Segundo Érico Desterro, não há cabimento em conceder a prorrogação uma vez que os gestores têm até o dia 31 de maio — cinco meses — para enviar os relatórios dos meses de janeiro, fevereiro e março, por exemplo. O do mês de abril pode ser entregue até 29 de junho e o do mês de maio até o dia 1º de agosto. “A Prefeitura de Manaus tem todos os meios para mandar os balancetes dentro do prazo.
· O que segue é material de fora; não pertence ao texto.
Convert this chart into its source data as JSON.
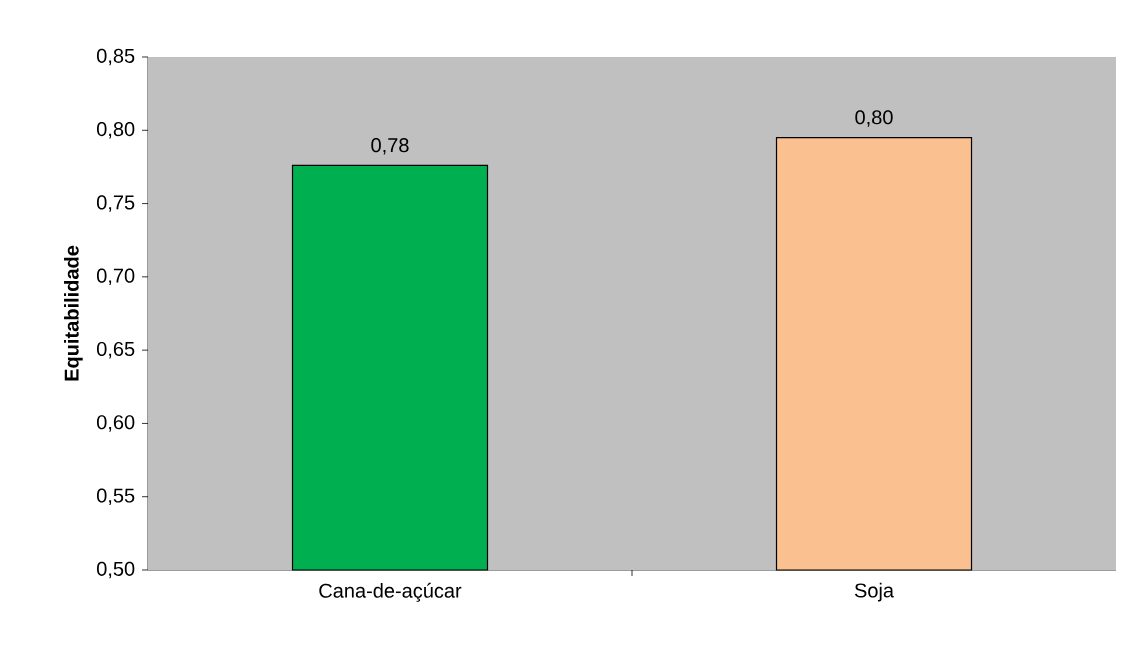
{
  "chart_data": {
    "type": "bar",
    "ylabel": "Equitabilidade",
    "categories": [
      "Cana-de-açúcar",
      "Soja"
    ],
    "values": [
      0.776,
      0.795
    ],
    "colors": [
      "#00b050",
      "#fac090"
    ],
    "value_labels": [
      "0,78",
      "0,80"
    ],
    "ylim": [
      0.5,
      0.85
    ],
    "yticks": [
      {
        "value": 0.5,
        "label": "0,50"
      },
      {
        "value": 0.55,
        "label": "0,55"
      },
      {
        "value": 0.6,
        "label": "0,60"
      },
      {
        "value": 0.65,
        "label": "0,65"
      },
      {
        "value": 0.7,
        "label": "0,70"
      },
      {
        "value": 0.75,
        "label": "0,75"
      },
      {
        "value": 0.8,
        "label": "0,80"
      },
      {
        "value": 0.85,
        "label": "0,85"
      }
    ]
  }
}
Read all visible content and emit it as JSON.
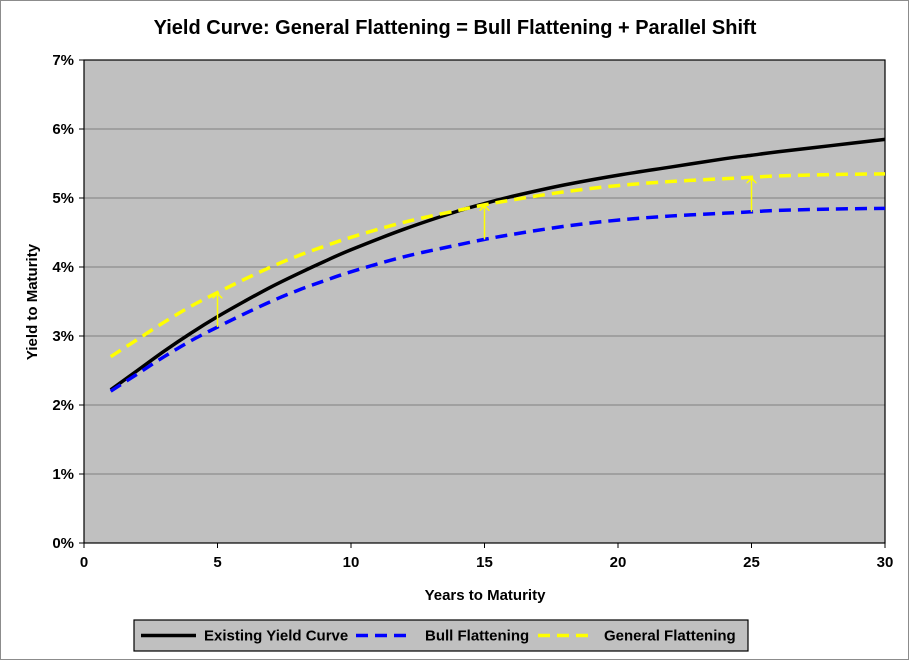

Prefeituras menores, com menor estrutura, já estão enviando”, ressaltou.

Coordenador-geral da Escola de Contas Públicas, o conselheiro Josué Filho, que tem se empenhado na realização de cursos sobre o e-Contas aos jurisdicionados, também se manifestou contra o pedido da Semef, o qual beneficiaria diretamente — se aceito — todos os órgãos da administração direta e indireta da Prefeitura de Manaus e, indiretamente, os jurisdicionados do Estado.

Na avaliação de Josué Filho, a prefeitura, pela estrutura que tem, pode, sim, encaminhar os balancetes dentro do prazo e não há necessidade de o TCE estender o prazo.

O argumento dos conselheiros Érico Desterro e Josué Filho foi seguido, de imediato, pelos conselheiros Júlio Cabral, Yara Lins dos Santos, Mario de Mello e o conselheiro-convocado Mário Filho.O conselheiro-presidente, Ari Moutinho Júnior, determinou à Secretaria do Tribunal Pleno que respondesse ao ofício da Semef, informando sobre a decisão do colegiado.

Os órgãos que não entregam as prestações mensais dentro do prazo estabelecido poderão ser multados em R$ 1.096,03 por mês de atraso, conforme legislação da Corte de Contas, durante a apreciação da prestação de contas anual.